Parameter | Value | Meaning |
---|---|---|
GLL | 1 | number of GCLSTM layers |
LSTMUnits | 64 | number of hidden units in LSTM |
GALUnits | 64 | number of units used in GAtteL |
GALHeads | 2 | number of multi-head in GAtteL |
DenseUnits | 32 | number of units in penultimate dense layer |
TC | 0 | correlation threshold |
TD | 1000 | distance threshold |
TI | 500 | interaction threshold |
Experiment Results
NYC | Chicago | DC | |
---|---|---|---|
HM | 6.79734 | 4.68078 | 3.66747 |
ARIMA | 5.60477 | 3.79739 | 3.31826 |
HMM | 5.42030 | 3.79743 | 3.20889 |
XGBoost | 5.32069 | 3.75124 | 3.14101 |
LSTM | 5.13307 | 3.69806 | 3.14331 |
CG-GCLSTM | 4.64375 | 3.38255 | 2.87655 |
DG-GCLSTM | 4.67169 | 3.51243 | 2.98404 |
IG-GCLSTM | 4.77809 | 3.45625 | 2.68370 |
ST_MGCN (Multi-Graph) | 4.41732 | ||
AMulti-GCLSTM | 4.22640 | 3.02301 | 2.58584 |
Add trend and period into feature:
(C6-P7-T4) means the length of closeness, period and trend are 6, 7, and 4 respective.
Default C6-P7-T4
NYC | Chicago | DC | |
---|---|---|---|
HM (C6-P7-T4) | 4.55474 | 3.28585 | 2.74502 |
HM (C0-P7-T4) | 4.27844 | 3.18290 | 2.68013 |
XGBoost | 4.14909 | 3.02530 | 2.73286 |
GBRT | 3.94348 | 2.85847 | 2.63935 |
LSTM | 3.92746 | 2.92663 | 2.65197 |
DG-GCLSTM | 3.88572 | 3.00055 | 2.60095 |
IG-GCLSTM | 3.79187 | 2.97707 | 2.58739 |
CG-GCLSTM | 3.77422 | 2.98797 | 2.59339 |
AMulti-GCLSTM | 3.73464 | 2.79475 | 2.47565 |
Model training records
Following data was collected on a Windows PC with CPU : Interl i7 8700K, Memory: 32 GB, GPU: Nvidia GTX 1080Ti.
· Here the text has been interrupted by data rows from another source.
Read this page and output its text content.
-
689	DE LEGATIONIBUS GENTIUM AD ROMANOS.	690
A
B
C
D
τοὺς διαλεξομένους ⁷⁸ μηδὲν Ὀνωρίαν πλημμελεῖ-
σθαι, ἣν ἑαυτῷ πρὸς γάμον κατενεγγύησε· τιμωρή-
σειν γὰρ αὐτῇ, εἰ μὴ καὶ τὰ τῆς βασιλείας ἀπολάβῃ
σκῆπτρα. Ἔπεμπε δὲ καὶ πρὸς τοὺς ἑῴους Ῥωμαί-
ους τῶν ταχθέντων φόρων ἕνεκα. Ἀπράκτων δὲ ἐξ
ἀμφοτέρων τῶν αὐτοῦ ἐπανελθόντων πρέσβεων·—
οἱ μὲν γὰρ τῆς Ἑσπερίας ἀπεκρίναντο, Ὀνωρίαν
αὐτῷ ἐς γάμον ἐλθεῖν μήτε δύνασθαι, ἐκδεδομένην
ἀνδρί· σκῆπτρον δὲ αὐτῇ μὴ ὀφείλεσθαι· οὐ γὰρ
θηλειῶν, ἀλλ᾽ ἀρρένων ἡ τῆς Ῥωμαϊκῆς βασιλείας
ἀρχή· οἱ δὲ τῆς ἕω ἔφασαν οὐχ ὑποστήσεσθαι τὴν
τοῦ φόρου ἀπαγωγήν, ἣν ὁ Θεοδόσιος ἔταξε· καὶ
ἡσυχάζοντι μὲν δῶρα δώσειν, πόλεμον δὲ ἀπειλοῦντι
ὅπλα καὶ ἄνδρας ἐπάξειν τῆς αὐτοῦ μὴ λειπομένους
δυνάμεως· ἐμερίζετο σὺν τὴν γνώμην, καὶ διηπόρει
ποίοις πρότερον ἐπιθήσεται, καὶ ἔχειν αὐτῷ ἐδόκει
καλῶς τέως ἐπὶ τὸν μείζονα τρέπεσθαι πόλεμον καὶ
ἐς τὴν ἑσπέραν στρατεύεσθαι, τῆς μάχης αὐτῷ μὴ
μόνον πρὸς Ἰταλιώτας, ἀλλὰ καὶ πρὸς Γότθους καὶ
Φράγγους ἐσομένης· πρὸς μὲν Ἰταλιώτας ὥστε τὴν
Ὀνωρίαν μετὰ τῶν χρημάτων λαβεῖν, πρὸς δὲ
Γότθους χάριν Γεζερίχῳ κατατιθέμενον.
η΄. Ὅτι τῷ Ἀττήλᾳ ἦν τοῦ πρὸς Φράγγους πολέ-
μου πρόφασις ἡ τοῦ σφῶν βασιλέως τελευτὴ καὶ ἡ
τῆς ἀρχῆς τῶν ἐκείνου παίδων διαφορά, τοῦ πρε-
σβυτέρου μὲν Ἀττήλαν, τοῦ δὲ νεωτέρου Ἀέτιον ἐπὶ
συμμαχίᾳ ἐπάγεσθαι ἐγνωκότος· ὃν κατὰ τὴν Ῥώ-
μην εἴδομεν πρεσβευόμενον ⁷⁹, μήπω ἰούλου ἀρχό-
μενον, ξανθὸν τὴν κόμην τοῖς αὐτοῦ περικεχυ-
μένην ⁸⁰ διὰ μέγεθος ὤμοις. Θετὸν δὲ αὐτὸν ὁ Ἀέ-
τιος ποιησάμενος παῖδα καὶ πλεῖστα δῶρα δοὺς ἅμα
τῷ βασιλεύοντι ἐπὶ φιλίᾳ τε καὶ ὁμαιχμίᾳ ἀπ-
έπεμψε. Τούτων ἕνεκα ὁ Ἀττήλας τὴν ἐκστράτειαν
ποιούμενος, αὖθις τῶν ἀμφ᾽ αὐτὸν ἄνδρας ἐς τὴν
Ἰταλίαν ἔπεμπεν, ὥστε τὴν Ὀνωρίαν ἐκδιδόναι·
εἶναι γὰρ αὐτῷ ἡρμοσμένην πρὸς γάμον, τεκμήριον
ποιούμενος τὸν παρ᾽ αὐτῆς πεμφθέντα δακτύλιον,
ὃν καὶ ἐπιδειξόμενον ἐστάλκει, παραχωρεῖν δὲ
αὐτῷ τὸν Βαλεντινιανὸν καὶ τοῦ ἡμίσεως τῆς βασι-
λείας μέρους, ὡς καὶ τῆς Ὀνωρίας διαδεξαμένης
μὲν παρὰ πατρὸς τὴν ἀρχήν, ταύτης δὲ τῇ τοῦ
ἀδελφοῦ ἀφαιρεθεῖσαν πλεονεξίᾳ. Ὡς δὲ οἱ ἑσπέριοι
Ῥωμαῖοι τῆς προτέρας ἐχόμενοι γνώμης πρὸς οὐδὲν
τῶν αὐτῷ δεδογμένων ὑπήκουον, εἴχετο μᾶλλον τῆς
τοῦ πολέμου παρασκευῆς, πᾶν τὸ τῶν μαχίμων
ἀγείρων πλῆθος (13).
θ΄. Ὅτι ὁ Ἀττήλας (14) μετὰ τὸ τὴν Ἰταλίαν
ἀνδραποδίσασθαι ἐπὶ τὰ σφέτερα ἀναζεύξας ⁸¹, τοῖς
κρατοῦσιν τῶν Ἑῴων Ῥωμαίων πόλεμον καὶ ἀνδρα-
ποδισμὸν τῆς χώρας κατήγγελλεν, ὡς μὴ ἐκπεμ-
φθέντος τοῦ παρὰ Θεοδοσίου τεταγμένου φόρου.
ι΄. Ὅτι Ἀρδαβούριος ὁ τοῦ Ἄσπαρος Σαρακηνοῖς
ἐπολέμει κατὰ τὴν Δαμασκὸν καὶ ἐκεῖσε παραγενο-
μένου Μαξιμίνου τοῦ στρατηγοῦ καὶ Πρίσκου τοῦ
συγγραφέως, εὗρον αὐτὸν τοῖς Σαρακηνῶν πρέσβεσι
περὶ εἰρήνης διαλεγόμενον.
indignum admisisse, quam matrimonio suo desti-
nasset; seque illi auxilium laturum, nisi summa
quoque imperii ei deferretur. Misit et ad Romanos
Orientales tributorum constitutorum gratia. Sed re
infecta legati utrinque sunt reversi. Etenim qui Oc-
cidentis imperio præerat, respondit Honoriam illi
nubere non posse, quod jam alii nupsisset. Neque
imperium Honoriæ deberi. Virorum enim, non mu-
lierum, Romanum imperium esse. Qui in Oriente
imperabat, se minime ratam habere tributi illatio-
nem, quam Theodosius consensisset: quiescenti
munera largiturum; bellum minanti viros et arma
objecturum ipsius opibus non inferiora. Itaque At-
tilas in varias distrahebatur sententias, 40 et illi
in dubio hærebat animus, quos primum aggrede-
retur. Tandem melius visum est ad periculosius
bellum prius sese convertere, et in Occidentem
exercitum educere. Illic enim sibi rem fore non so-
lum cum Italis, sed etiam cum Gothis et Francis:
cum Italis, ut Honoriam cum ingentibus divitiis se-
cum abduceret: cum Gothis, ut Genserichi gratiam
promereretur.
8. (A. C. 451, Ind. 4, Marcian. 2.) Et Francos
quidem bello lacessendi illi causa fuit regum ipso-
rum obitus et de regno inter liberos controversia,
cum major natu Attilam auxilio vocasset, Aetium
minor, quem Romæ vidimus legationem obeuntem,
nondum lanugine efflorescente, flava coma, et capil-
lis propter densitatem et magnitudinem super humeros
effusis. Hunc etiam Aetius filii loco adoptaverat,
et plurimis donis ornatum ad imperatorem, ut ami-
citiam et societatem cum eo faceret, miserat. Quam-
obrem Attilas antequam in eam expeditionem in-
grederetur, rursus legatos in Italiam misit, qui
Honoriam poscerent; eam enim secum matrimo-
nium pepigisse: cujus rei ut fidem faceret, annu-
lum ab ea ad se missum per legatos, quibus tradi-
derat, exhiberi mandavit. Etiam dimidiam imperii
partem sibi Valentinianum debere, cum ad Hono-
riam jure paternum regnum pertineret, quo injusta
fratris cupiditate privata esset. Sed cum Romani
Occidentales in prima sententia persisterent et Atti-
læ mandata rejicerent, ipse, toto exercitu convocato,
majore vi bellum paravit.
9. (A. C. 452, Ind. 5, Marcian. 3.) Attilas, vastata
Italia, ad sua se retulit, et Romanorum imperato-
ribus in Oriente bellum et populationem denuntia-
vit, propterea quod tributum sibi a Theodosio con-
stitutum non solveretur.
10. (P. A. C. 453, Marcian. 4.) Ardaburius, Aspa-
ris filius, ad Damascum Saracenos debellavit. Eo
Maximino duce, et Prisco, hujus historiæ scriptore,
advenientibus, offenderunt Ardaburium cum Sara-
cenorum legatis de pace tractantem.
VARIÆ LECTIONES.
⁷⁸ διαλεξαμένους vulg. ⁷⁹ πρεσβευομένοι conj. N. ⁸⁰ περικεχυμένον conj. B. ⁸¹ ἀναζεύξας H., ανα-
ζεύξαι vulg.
NYC City | SingleGraph-GCLSTM(Average) | AMulti-GCLSTM | ST_MGCN |
---|---|---|---|
Number of trainable variables | 19749 | 61993 | 249245 |
Converaged training time | 2 hours | 6 hours | 51 hours |
Use the ./Experiment/AMultiGCLSTM_Master_Bike.py
to train the model or view evaluation results.